Монго Бети - Помни Рубена. Перпетуя, или Привычка к несчастью
Все это раздражало нас, вызывало досаду, которую мы тщетно пытались скрыть, говоря, например, так: «Сын Ангамбы — самый сильный, самый смелый из наших юношей, если, разумеется, не считать Мор-Замбу…»
Почему мы так выделяли его? Доводов, оправдывающих законность и даже естественность такого к нему отношения, было у нас предостаточно. Случись кому-нибудь спросить об этом, мы ответили бы, что не знаем, сколько же в самом деле Мор-Замбе лет, что никто не может сказать, причислен ли он к тому возрастному разряду, который ему подобает, и что до тех пор, пока на этот счет будут существовать сомнения, юного пришельца невозможно мерить одной меркой с остальными подростками при оценке их способностей. Но не лучше ли было признать, что Мор-Замбу навеки отделила от других детей тайна его происхождения, проклятие более ужасное, чем проказа?
В это самое время в характере Мор-Замбы стала намечаться перемена, которая не могла не обеспокоить давшего ему приют доброго старца и не вызвать его предостережений. И в самом деле казалось, что Мор-Замба решил растоптать свою гордость, настолько ему хотелось сломить остатки недоверия со стороны местных жителей и окончательно стать полноправным членом общины. Именно в эту пору начал он проявлять безграничную услужливость ко всем и каждому. Улыбчивый, приветливый, расторопный, готовый по первому знаку отдать любому все, что тот ни попросит, он взял за правило не отказываться ни от какой работы.

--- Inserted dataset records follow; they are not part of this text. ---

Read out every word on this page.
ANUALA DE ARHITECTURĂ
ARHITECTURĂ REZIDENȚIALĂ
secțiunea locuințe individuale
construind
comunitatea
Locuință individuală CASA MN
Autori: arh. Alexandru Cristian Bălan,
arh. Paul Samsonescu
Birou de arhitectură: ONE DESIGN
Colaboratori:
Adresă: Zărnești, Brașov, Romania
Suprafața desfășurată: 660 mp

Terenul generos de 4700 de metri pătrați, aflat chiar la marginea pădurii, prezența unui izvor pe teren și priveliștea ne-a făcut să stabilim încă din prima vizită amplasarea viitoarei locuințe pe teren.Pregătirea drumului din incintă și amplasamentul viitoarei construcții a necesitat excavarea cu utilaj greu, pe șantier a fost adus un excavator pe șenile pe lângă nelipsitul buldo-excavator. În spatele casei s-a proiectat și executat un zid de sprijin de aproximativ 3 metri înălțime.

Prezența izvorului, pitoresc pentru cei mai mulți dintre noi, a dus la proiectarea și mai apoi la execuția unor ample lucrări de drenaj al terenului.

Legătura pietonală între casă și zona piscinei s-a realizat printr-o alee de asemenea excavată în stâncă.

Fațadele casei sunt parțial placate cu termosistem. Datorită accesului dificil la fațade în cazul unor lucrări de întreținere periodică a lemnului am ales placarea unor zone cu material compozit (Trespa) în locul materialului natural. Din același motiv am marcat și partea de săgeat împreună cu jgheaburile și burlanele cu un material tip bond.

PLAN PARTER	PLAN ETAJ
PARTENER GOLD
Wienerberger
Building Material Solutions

Как и опасался мудрый старик, Мор-Замбу принялись буквально разрывать на части; спрос на него дошел до такой степени, что тут и сам Акомо не выдержал бы.
К счастью, сердобольный старик вызвался помогать Мор-Замбе — если не в самой работе, то хотя бы в установлении очередности работ, — стараясь по мере возможности утолить чье-то уязвленное самолюбие или рассеять неприязнь, вызванную недоразумением. Казалось, мы взялись наперебой подыскивать Мор-Замбе занятия потруднее и погрязнее, даже если в них не только что нужды, но и проку никакого не было — лишь бы посмотреть, как он будет надрываться.
Да и услышал ли он за все это время хоть слово благодарности?
Вскоре одно прискорбное событие разоблачило наши тайные мысли относительно того, кто был когда-то бездомным ребенком.
После преждевременной кончины мужа, от которого у нее остались взрослые дети, наша сестра Мболо вернулась в Экумдум, поселок, особенно чтимый в ее роду, ибо он был основан одним из ее предков. Мболо относилась к тем женщинам, которые жалеют, что не принадлежат к сильному полу. Вот она и решила провести остаток жизни у нас, среди своих братьев, как то пристало мужчине, а не в общине своего покойного супруга. Стало быть, нам и надлежало помогать ей при разных житейских обстоятельствах, а особенно в тех случаях, когда вдова начинала вспоминать, какая забота окружала ее при жизни супруга.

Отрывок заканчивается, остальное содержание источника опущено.